Esse é o primeiro tipo de EQM perturbadora, que são semelhantes às agradáveis, mas são entendidas pelo paciente como algo assustador ou desconfortável.
‘Vi meu corpo caído no chão do hospital’
Também do tipo 1, o relato a seguir foi dado por uma funcionária pública federal de 56 anos, que passou por uma EQM após complicações decorrentes de um aborto.
“Tranquilidade, campo cheio de flores tipo margaridas, ao mesmo tempo em que vi meu corpo caído no chão do hospital.”
‘Não conseguia me mexer, era puxada pro túnel’
Abaixo, um breve relato de uma médica psiquiatra de 42 anos, que teve uma EQM tipo 1 ocasionada por traumatismo craniano:
“Tive a sensação de entrar em um túnel em alta velocidade com luzes coloridas e sensação de morte iminente, paralisia. Não conseguia me mexer. Eu era puxada para dentro do túnel de luzes.”
‘Senti a sala de cirurgia mais clara e um alívio muito grande’
A seguir, o relato de uma vendedora de 35 anos que passou por uma EQM tipo 1 provocada por uma hemorragia interna ocasionada por complicações de uma gravidez ectópica.

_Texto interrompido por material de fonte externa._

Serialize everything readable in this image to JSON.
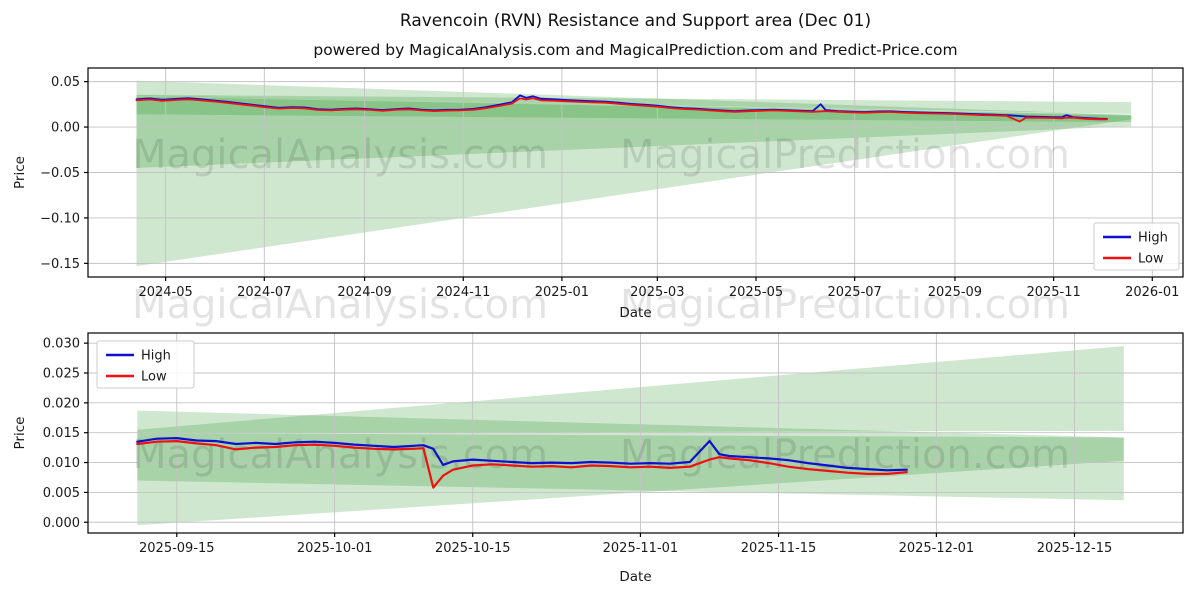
{
  "page": {
    "title": "Ravencoin (RVN) Resistance and Support area (Dec 01)",
    "subtitle": "powered by MagicalAnalysis.com and MagicalPrediction.com and Predict-Price.com"
  },
  "watermark": {
    "left": "MagicalAnalysis.com",
    "right": "MagicalPrediction.com"
  },
  "colors": {
    "high": "#0f0fcd",
    "low": "#ee1111",
    "band": "rgba(0,128,0,0.19)",
    "grid": "#c3c3c3",
    "spine": "#000000",
    "tick_text": "#1a1a1a",
    "watermark_opacity": 0.11,
    "legend_border": "#cccccc"
  },
  "chart_data": [
    {
      "type": "line",
      "name": "price-history",
      "xlabel": "Date",
      "ylabel": "Price",
      "xlim": [
        "2024-03-14",
        "2026-01-20"
      ],
      "ylim": [
        -0.165,
        0.065
      ],
      "xticks": [
        {
          "v": "2024-05-01",
          "label": "2024-05"
        },
        {
          "v": "2024-07-01",
          "label": "2024-07"
        },
        {
          "v": "2024-09-01",
          "label": "2024-09"
        },
        {
          "v": "2024-11-01",
          "label": "2024-11"
        },
        {
          "v": "2025-01-01",
          "label": "2025-01"
        },
        {
          "v": "2025-03-01",
          "label": "2025-03"
        },
        {
          "v": "2025-05-01",
          "label": "2025-05"
        },
        {
          "v": "2025-07-01",
          "label": "2025-07"
        },
        {
          "v": "2025-09-01",
          "label": "2025-09"
        },
        {
          "v": "2025-11-01",
          "label": "2025-11"
        },
        {
          "v": "2026-01-01",
          "label": "2026-01"
        }
      ],
      "yticks": [
        {
          "v": 0.05,
          "label": "0.05"
        },
        {
          "v": 0.0,
          "label": "0.00"
        },
        {
          "v": -0.05,
          "label": "−0.05"
        },
        {
          "v": -0.1,
          "label": "−0.10"
        },
        {
          "v": -0.15,
          "label": "−0.15"
        }
      ],
      "legend": {
        "position": "bottom-right",
        "entries": [
          {
            "label": "High",
            "color_key": "high"
          },
          {
            "label": "Low",
            "color_key": "low"
          }
        ]
      },
      "bands": [
        [
          [
            "2024-04-13",
            0.051
          ],
          [
            "2025-12-19",
            0.0135
          ],
          [
            "2025-12-19",
            0.0085
          ],
          [
            "2024-04-13",
            -0.153
          ]
        ],
        [
          [
            "2024-04-13",
            0.0355
          ],
          [
            "2025-12-19",
            0.0275
          ],
          [
            "2025-12-19",
            0.0145
          ],
          [
            "2024-04-13",
            0.0345
          ]
        ],
        [
          [
            "2024-04-13",
            0.035
          ],
          [
            "2025-12-19",
            0.0135
          ],
          [
            "2025-12-19",
            0.001
          ],
          [
            "2024-04-13",
            -0.045
          ]
        ],
        [
          [
            "2024-04-13",
            0.0335
          ],
          [
            "2025-12-19",
            0.0125
          ],
          [
            "2025-12-19",
            0.0055
          ],
          [
            "2024-04-13",
            0.014
          ]
        ]
      ],
      "points": [
        [
          "2024-04-13",
          0.0305,
          0.0295
        ],
        [
          "2024-04-21",
          0.0315,
          0.0303
        ],
        [
          "2024-04-29",
          0.03,
          0.0289
        ],
        [
          "2024-05-07",
          0.031,
          0.0298
        ],
        [
          "2024-05-15",
          0.0318,
          0.0306
        ],
        [
          "2024-05-23",
          0.0305,
          0.0294
        ],
        [
          "2024-05-31",
          0.0292,
          0.0281
        ],
        [
          "2024-06-08",
          0.0278,
          0.0267
        ],
        [
          "2024-06-16",
          0.0262,
          0.0251
        ],
        [
          "2024-06-24",
          0.0245,
          0.0235
        ],
        [
          "2024-07-02",
          0.0228,
          0.0218
        ],
        [
          "2024-07-10",
          0.0212,
          0.0203
        ],
        [
          "2024-07-18",
          0.022,
          0.021
        ],
        [
          "2024-07-26",
          0.0216,
          0.0206
        ],
        [
          "2024-08-03",
          0.0198,
          0.0188
        ],
        [
          "2024-08-11",
          0.0192,
          0.0183
        ],
        [
          "2024-08-19",
          0.02,
          0.0191
        ],
        [
          "2024-08-27",
          0.0205,
          0.0196
        ],
        [
          "2024-09-04",
          0.0198,
          0.0189
        ],
        [
          "2024-09-12",
          0.0188,
          0.0179
        ],
        [
          "2024-09-20",
          0.0198,
          0.0189
        ],
        [
          "2024-09-28",
          0.0205,
          0.0196
        ],
        [
          "2024-10-06",
          0.0192,
          0.0183
        ],
        [
          "2024-10-14",
          0.0185,
          0.0176
        ],
        [
          "2024-10-22",
          0.019,
          0.0181
        ],
        [
          "2024-10-30",
          0.0192,
          0.0183
        ],
        [
          "2024-11-07",
          0.02,
          0.019
        ],
        [
          "2024-11-15",
          0.022,
          0.0208
        ],
        [
          "2024-11-23",
          0.0245,
          0.0232
        ],
        [
          "2024-12-01",
          0.0272,
          0.0258
        ],
        [
          "2024-12-06",
          0.0348,
          0.0315
        ],
        [
          "2024-12-10",
          0.0322,
          0.0303
        ],
        [
          "2024-12-14",
          0.034,
          0.0318
        ],
        [
          "2024-12-19",
          0.0312,
          0.0295
        ],
        [
          "2024-12-27",
          0.0305,
          0.029
        ],
        [
          "2025-01-04",
          0.0298,
          0.0284
        ],
        [
          "2025-01-12",
          0.029,
          0.0277
        ],
        [
          "2025-01-20",
          0.0285,
          0.0272
        ],
        [
          "2025-01-28",
          0.028,
          0.0268
        ],
        [
          "2025-02-05",
          0.0268,
          0.0256
        ],
        [
          "2025-02-13",
          0.0255,
          0.0244
        ],
        [
          "2025-02-21",
          0.0246,
          0.0235
        ],
        [
          "2025-03-01",
          0.0235,
          0.0224
        ],
        [
          "2025-03-09",
          0.022,
          0.021
        ],
        [
          "2025-03-17",
          0.0208,
          0.0199
        ],
        [
          "2025-03-25",
          0.0202,
          0.0193
        ],
        [
          "2025-04-02",
          0.0192,
          0.0183
        ],
        [
          "2025-04-10",
          0.0183,
          0.0175
        ],
        [
          "2025-04-18",
          0.0176,
          0.0168
        ],
        [
          "2025-04-26",
          0.0183,
          0.0175
        ],
        [
          "2025-05-04",
          0.0188,
          0.0179
        ],
        [
          "2025-05-12",
          0.0192,
          0.0184
        ],
        [
          "2025-05-20",
          0.0186,
          0.0178
        ],
        [
          "2025-05-28",
          0.018,
          0.0172
        ],
        [
          "2025-06-05",
          0.0175,
          0.0167
        ],
        [
          "2025-06-10",
          0.0252,
          0.0172
        ],
        [
          "2025-06-13",
          0.0188,
          0.0176
        ],
        [
          "2025-06-21",
          0.0176,
          0.0168
        ],
        [
          "2025-06-29",
          0.017,
          0.0162
        ],
        [
          "2025-07-07",
          0.0166,
          0.0158
        ],
        [
          "2025-07-15",
          0.0172,
          0.0164
        ],
        [
          "2025-07-23",
          0.0174,
          0.0166
        ],
        [
          "2025-07-31",
          0.0167,
          0.0159
        ],
        [
          "2025-08-08",
          0.0162,
          0.0154
        ],
        [
          "2025-08-16",
          0.0158,
          0.015
        ],
        [
          "2025-08-24",
          0.0156,
          0.0148
        ],
        [
          "2025-09-01",
          0.0152,
          0.0144
        ],
        [
          "2025-09-09",
          0.0146,
          0.0138
        ],
        [
          "2025-09-17",
          0.014,
          0.0132
        ],
        [
          "2025-09-25",
          0.0136,
          0.0128
        ],
        [
          "2025-10-03",
          0.0132,
          0.0124
        ],
        [
          "2025-10-11",
          0.0122,
          0.006
        ],
        [
          "2025-10-15",
          0.0116,
          0.0104
        ],
        [
          "2025-10-23",
          0.0113,
          0.0103
        ],
        [
          "2025-10-31",
          0.011,
          0.01
        ],
        [
          "2025-11-06",
          0.0107,
          0.0097
        ],
        [
          "2025-11-09",
          0.0132,
          0.0104
        ],
        [
          "2025-11-13",
          0.011,
          0.0103
        ],
        [
          "2025-11-21",
          0.01,
          0.0091
        ],
        [
          "2025-11-29",
          0.0092,
          0.0085
        ],
        [
          "2025-12-04",
          0.009,
          0.0086
        ]
      ],
      "series": [
        {
          "name": "High",
          "index": 1,
          "color_key": "high"
        },
        {
          "name": "Low",
          "index": 2,
          "color_key": "low"
        }
      ]
    },
    {
      "type": "line",
      "name": "recent-detail",
      "xlabel": "Date",
      "ylabel": "Price",
      "xlim": [
        "2025-09-06",
        "2025-12-26"
      ],
      "ylim": [
        -0.0018,
        0.0317
      ],
      "xticks": [
        {
          "v": "2025-09-15",
          "label": "2025-09-15"
        },
        {
          "v": "2025-10-01",
          "label": "2025-10-01"
        },
        {
          "v": "2025-10-15",
          "label": "2025-10-15"
        },
        {
          "v": "2025-11-01",
          "label": "2025-11-01"
        },
        {
          "v": "2025-11-15",
          "label": "2025-11-15"
        },
        {
          "v": "2025-12-01",
          "label": "2025-12-01"
        },
        {
          "v": "2025-12-15",
          "label": "2025-12-15"
        }
      ],
      "yticks": [
        {
          "v": 0.03,
          "label": "0.030"
        },
        {
          "v": 0.025,
          "label": "0.025"
        },
        {
          "v": 0.02,
          "label": "0.020"
        },
        {
          "v": 0.015,
          "label": "0.015"
        },
        {
          "v": 0.01,
          "label": "0.010"
        },
        {
          "v": 0.005,
          "label": "0.005"
        },
        {
          "v": 0.0,
          "label": "0.000"
        }
      ],
      "legend": {
        "position": "top-left",
        "entries": [
          {
            "label": "High",
            "color_key": "high"
          },
          {
            "label": "Low",
            "color_key": "low"
          }
        ]
      },
      "bands": [
        [
          [
            "2025-09-11",
            0.0187
          ],
          [
            "2025-12-20",
            0.0142
          ],
          [
            "2025-12-20",
            0.0103
          ],
          [
            "2025-09-11",
            -0.0005
          ]
        ],
        [
          [
            "2025-09-11",
            0.0155
          ],
          [
            "2025-12-20",
            0.0295
          ],
          [
            "2025-12-20",
            0.0153
          ],
          [
            "2025-09-11",
            0.01495
          ]
        ],
        [
          [
            "2025-09-11",
            0.01495
          ],
          [
            "2025-12-20",
            0.0142
          ],
          [
            "2025-12-20",
            0.0037
          ],
          [
            "2025-09-11",
            0.007
          ]
        ]
      ],
      "points": [
        [
          "2025-09-11",
          0.0135,
          0.0131
        ],
        [
          "2025-09-13",
          0.014,
          0.0135
        ],
        [
          "2025-09-15",
          0.0141,
          0.0136
        ],
        [
          "2025-09-17",
          0.0137,
          0.0132
        ],
        [
          "2025-09-19",
          0.0136,
          0.0129
        ],
        [
          "2025-09-21",
          0.0131,
          0.0122
        ],
        [
          "2025-09-23",
          0.0133,
          0.0125
        ],
        [
          "2025-09-25",
          0.0131,
          0.0126
        ],
        [
          "2025-09-27",
          0.0134,
          0.0129
        ],
        [
          "2025-09-29",
          0.0135,
          0.013
        ],
        [
          "2025-10-01",
          0.0133,
          0.0128
        ],
        [
          "2025-10-03",
          0.013,
          0.0125
        ],
        [
          "2025-10-05",
          0.0128,
          0.0123
        ],
        [
          "2025-10-07",
          0.0126,
          0.0122
        ],
        [
          "2025-10-09",
          0.0128,
          0.0123
        ],
        [
          "2025-10-10",
          0.0129,
          0.0124
        ],
        [
          "2025-10-11",
          0.0123,
          0.0058
        ],
        [
          "2025-10-12",
          0.0096,
          0.0078
        ],
        [
          "2025-10-13",
          0.0102,
          0.0088
        ],
        [
          "2025-10-15",
          0.0105,
          0.0095
        ],
        [
          "2025-10-17",
          0.0103,
          0.0097
        ],
        [
          "2025-10-19",
          0.0101,
          0.0095
        ],
        [
          "2025-10-21",
          0.0099,
          0.0093
        ],
        [
          "2025-10-23",
          0.01,
          0.0094
        ],
        [
          "2025-10-25",
          0.0099,
          0.0092
        ],
        [
          "2025-10-27",
          0.0101,
          0.0095
        ],
        [
          "2025-10-29",
          0.01,
          0.0094
        ],
        [
          "2025-10-31",
          0.0098,
          0.0092
        ],
        [
          "2025-11-02",
          0.0099,
          0.0093
        ],
        [
          "2025-11-04",
          0.0098,
          0.0091
        ],
        [
          "2025-11-06",
          0.0101,
          0.0093
        ],
        [
          "2025-11-08",
          0.0136,
          0.0105
        ],
        [
          "2025-11-09",
          0.0114,
          0.0109
        ],
        [
          "2025-11-10",
          0.0111,
          0.0107
        ],
        [
          "2025-11-12",
          0.0109,
          0.0104
        ],
        [
          "2025-11-14",
          0.0107,
          0.0099
        ],
        [
          "2025-11-16",
          0.0104,
          0.0093
        ],
        [
          "2025-11-18",
          0.0099,
          0.0089
        ],
        [
          "2025-11-20",
          0.0095,
          0.0086
        ],
        [
          "2025-11-22",
          0.0091,
          0.0083
        ],
        [
          "2025-11-24",
          0.0089,
          0.0081
        ],
        [
          "2025-11-26",
          0.0087,
          0.0081
        ],
        [
          "2025-11-28",
          0.0088,
          0.0084
        ]
      ],
      "series": [
        {
          "name": "High",
          "index": 1,
          "color_key": "high"
        },
        {
          "name": "Low",
          "index": 2,
          "color_key": "low"
        }
      ]
    }
  ]
}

“Na mesa de cirurgia, enquanto ocorria a operação, eu estava com muito medo e ansiosa. Em um determinado ponto, senti como se a sala de cirurgia ficasse mais clara, como se as luzes ficassem mais fortes e brancas. Nesse momento, senti um alívio muito grande, uma tranquilidade e paz.”
“Algo muito instantâneo. Estava com muito medo de morrer e pensando no meu filho e familiares. Mas, nesse momento em que a sala ficou mais clara, não tive mais medo de morrer.”
A pesquisadora aponta que é um claro exemplo de EQM que se inicia desagradável (devido à presença de sentimentos angustiantes e da sensação de estar morrendo) e se desenrola de maneira mais agradável.
“Em geral a escuridão é descrita como tão densa que não se vê nada, e até mesmo os sons são absorvidos por ela, num silêncio profundo e pesado. Quando há sons, são de gritos, lamúrias, choros ou ameaças. Pode haver a presença de seres perturbados, chorosos ou ameaçadores. Em alguns casos, sons de correntes ou de tortura também são relatados”, afirma Beatriz.
“Nas experiências em que há outros seres no local, estes são descritos como seres sofredores ou perturbados, ou ainda, como seres ameaçadores e perturbadores, que de algum modo fazem o paciente sentir medo e insegurança. Durante a experiência, existe a sensação de que a qualquer momento a pessoa pode sofrer algum tipo de violência ou ser torturada.”